Il cinema di Sydney Sibilia è, al solito, esplosivo. Ci piace perché, pur raccontando storie e personaggi tipicamente italiani, si allontana da un certo cinema italiano, da una commedia più facile e immediata, per raccontare con un certo humour di tipo anglosassone, più leggero, più sospeso (guardate la sequenza dell’incidente automobilistico dovuto all’errore di Giorgio, in secondo piano, mentre il primo piano è su di lui, e vedrete un modo molto particolare di stemperare una gag, lasciandola sullo sfondo, facendo sorridere ma senza sovrastare quello che è il vero cuore del film). Che in tutta la prima parte funziona quasi come una commedia romantica, raccontando l’amore tra Giorgio e Gabriella (Matilda De Angelis), che avrà poi una parte importante verso la fine del film. Per poi entrare nel cuore della storia, che parla di leggi giuste e leggi vigenti, di anelito di libertà, del bisogno di trovare, come in Smetto quando voglio, ma stavolta proprio letteralmente, il proprio posto nel mondo.

Sibilia passa dai più pesanti e marcati accenti romani – ormai un classico della nostra commedia – di Smetto quando voglio al più insolito bolognese del Giorgio di Elio Germano e di altri personaggi. In questo modo il ritmo dei suoi dialoghi si fa più leggero, quasi sincopato. Dai colori acidi e supersaturi, quelli di un viaggio di Lsd, della sua trilogia precedente vira su toni più tenui, seppiati, quelli che associamo alle vecchie foto degli anni Settanta, quelle di quando eravamo bambini. Il cinema di Sibilia non assomiglia a nessun cinema in particolare, si possono trovare giusto alcuni echi di altre opere. Se Smetto quando voglio era una sorta di Breaking Bad mescolato a Santa Maradona, con Quentin Tarantino come nume tutelare, qui siamo dalle parti di I Love Radio Rock, brillante film inglese di qualche anno fa sulle radio libere, un’altra storia fuori dalle acque territoriali.
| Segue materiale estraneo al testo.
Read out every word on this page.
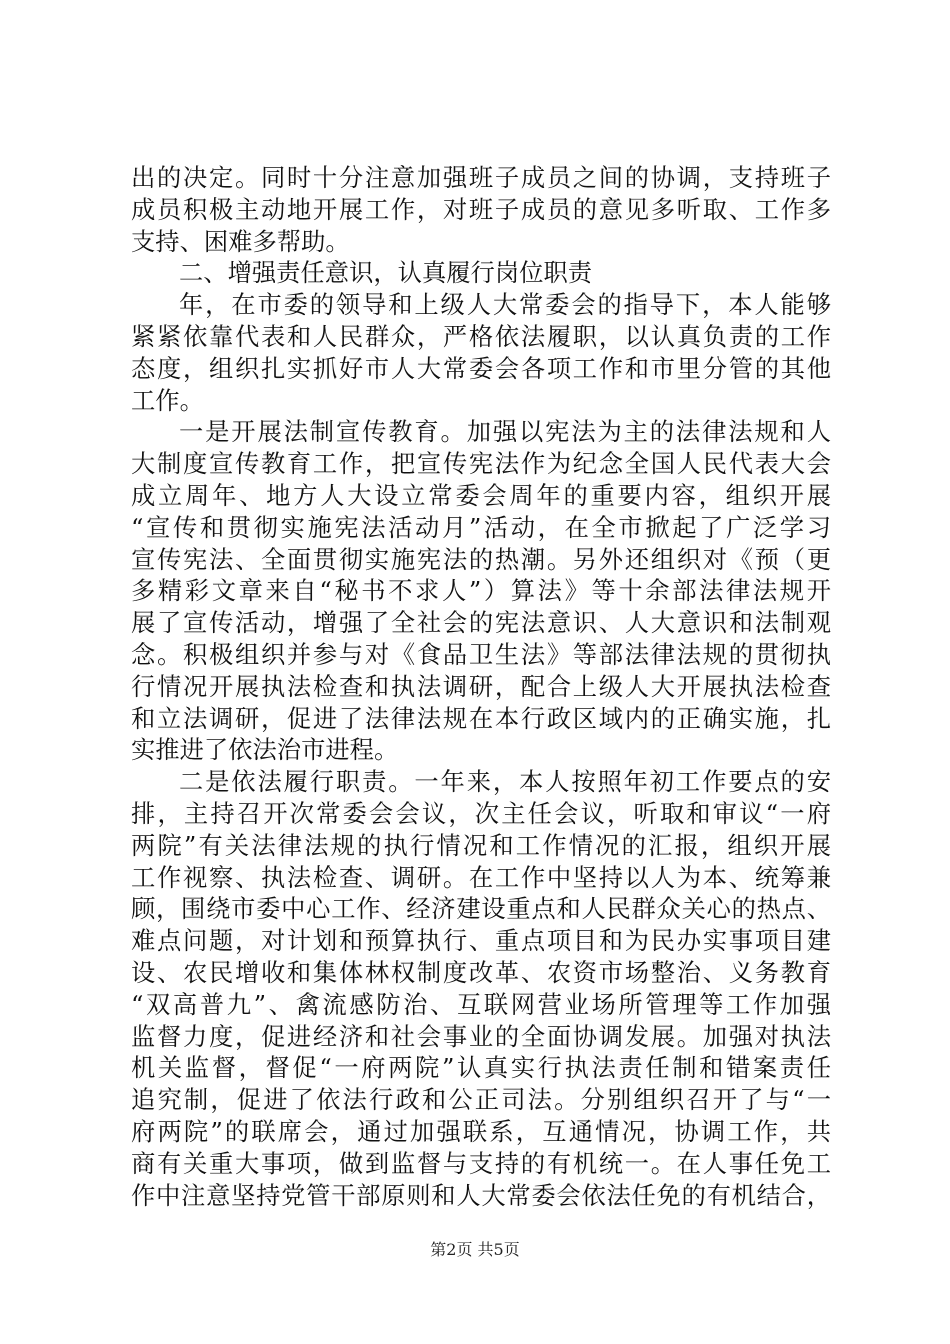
出的决定。同时十分注意加强班子成员之间的协调，支持班子
成员积极主动地开展工作，对班子成员的意见多听取、工作多
支持、困难多帮助。
二、增强责任意识，认真履行岗位职责
年，在市委的领导和上级人大常委会的指导下，本人能够
紧紧依靠代表和人民群众，严格依法履职，以认真负责的工作
态度，组织扎实抓好市人大常委会各项工作和市里分管的其他
工作。
一是开展法制宣传教育。加强以宪法为主的法律法规和人
大制度宣传教育工作，把宣传宪法作为纪念全国人民代表大会
成立周年、地方人大设立常委会周年的重要内容，组织开展
“宣传和贯彻实施宪法活动月”活动，在全市掀起了广泛学习
宣传宪法、全面贯彻实施宪法的热潮。另外还组织对《预（更
多精彩文章来自“秘书不求人”）算法》等十余部法律法规开
展了宣传活动，增强了全社会的宪法意识、人大意识和法制观
念。积极组织并参与对《食品卫生法》等部法律法规的贯彻执
行情况开展执法检查和执法调研，配合上级人大开展执法检查
和立法调研，促进了法律法规在本行政区域内的正确实施，扎
实推进了依法治市进程。
二是依法履行职责。一年来，本人按照年初工作要点的安
排，主持召开次常委会会议，次主任会议，听取和审议“一府
两院”有关法律法规的执行情况和工作情况的汇报，组织开展
工作视察、执法检查、调研。在工作中坚持以人为本、统筹兼
顾，围绕市委中心工作、经济建设重点和人民群众关心的热点、
难点问题，对计划和预算执行、重点项目和为民办实事项目建
设、农民增收和集体林权制度改革、农资市场整治、义务教育
“双高普九”、禽流感防治、互联网营业场所管理等工作加强
监督力度，促进经济和社会事业的全面协调发展。加强对执法
机关监督，督促“一府两院”认真实行执法责任制和错案责任
追究制，促进了依法行政和公正司法。分别组织召开了与“一
府两院”的联席会，通过加强联系，互通情况，协调工作，共
商有关重大事项，做到监督与支持的有机统一。在人事任免工
作中注意坚持党管干部原则和人大常委会依法任免的有机结合，
第2页 共5页
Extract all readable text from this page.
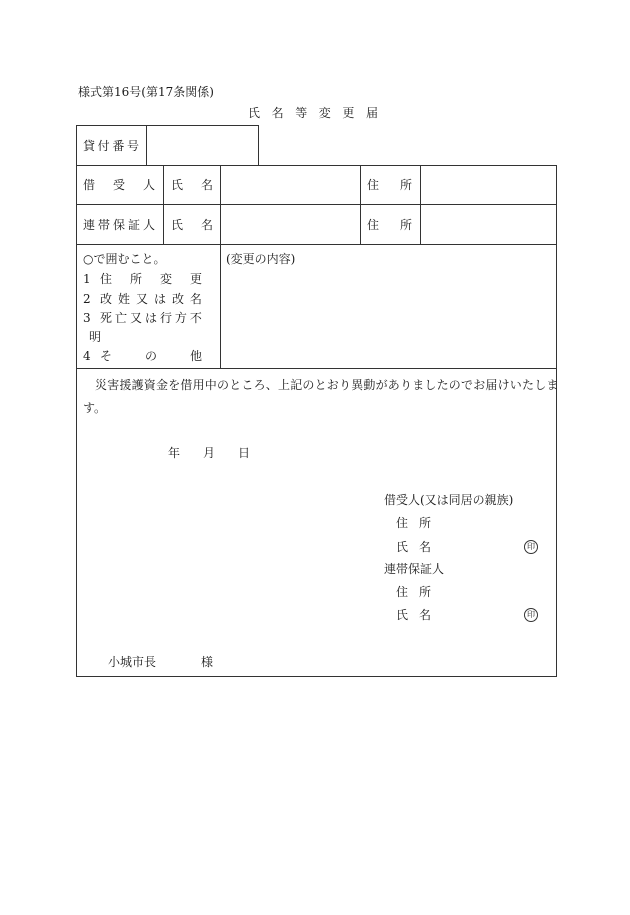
様式第16号(第17条関係)
氏 名 等 変 更 届
貸 付 番 号
借 受 人 氏 名	住 所
連 帯 保 証 人 氏 名	住 所
○で囲むこと。
1 住 所 変 更
2 改 姓 又 は 改 名
3 死 亡 又 は 行 方 不
明
4 そ	の	他
(変更の内容)
災害援護資金を借用中のところ、上記のとおり異動がありましたのでお届けいたしま
す。
年 月 日
借受人(又は同居の親族)
住 所
氏 名	印
連帯保証人
住 所
氏 名	印
小城市長	様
Ma in entrambi i film di Sibilia i personaggi sembrano essere forti della loro cultura e della loro capacità, i mondi che costruiscono si basano sulle leggi della chimica (Smetto quando voglio) o sulle leggi della fisica e dell’ingegneria (L’incredibile storia dell’Isola delle Rose)

Quello di Sibilia è un cinema che valorizza al massimo gli attori. Elio Germano è perfetto per dare vita a questo personaggio, e come al solito fa un lavoro perfetto sui dialetti. Matilda De Angelis fa un lavoro eccezionale sulla voce, che acquista toni bassi, si fa roca, pacata e fa da contraltare a quella di Germano. Tra gli antagonisti, i politici del governo Leone, spiccano Luca Zingaretti nel ruolo del Presidente del Consiglio, e un eccezionale Fabrizio Bentivoglio nei panni del ministro Franco Restivo. Qualche anno fa abbiamo imparato a conoscere e ad amare una nuova generazione di registi come Gabriele Mainetti, Matteo Rovere, Fabio Guaglione e Fabio Resinaro, e i cui c’è anche, a pieno titolo, Sydney Sibilia. Una generazione di autori che fa cinema in Italia senza che sia il classico cinema italiano, ma riscoprendo i generi e puntando a un respiro internazionale. Era una generazione di promesse, che promesse non lo sono più. Perché la hanno mantenute.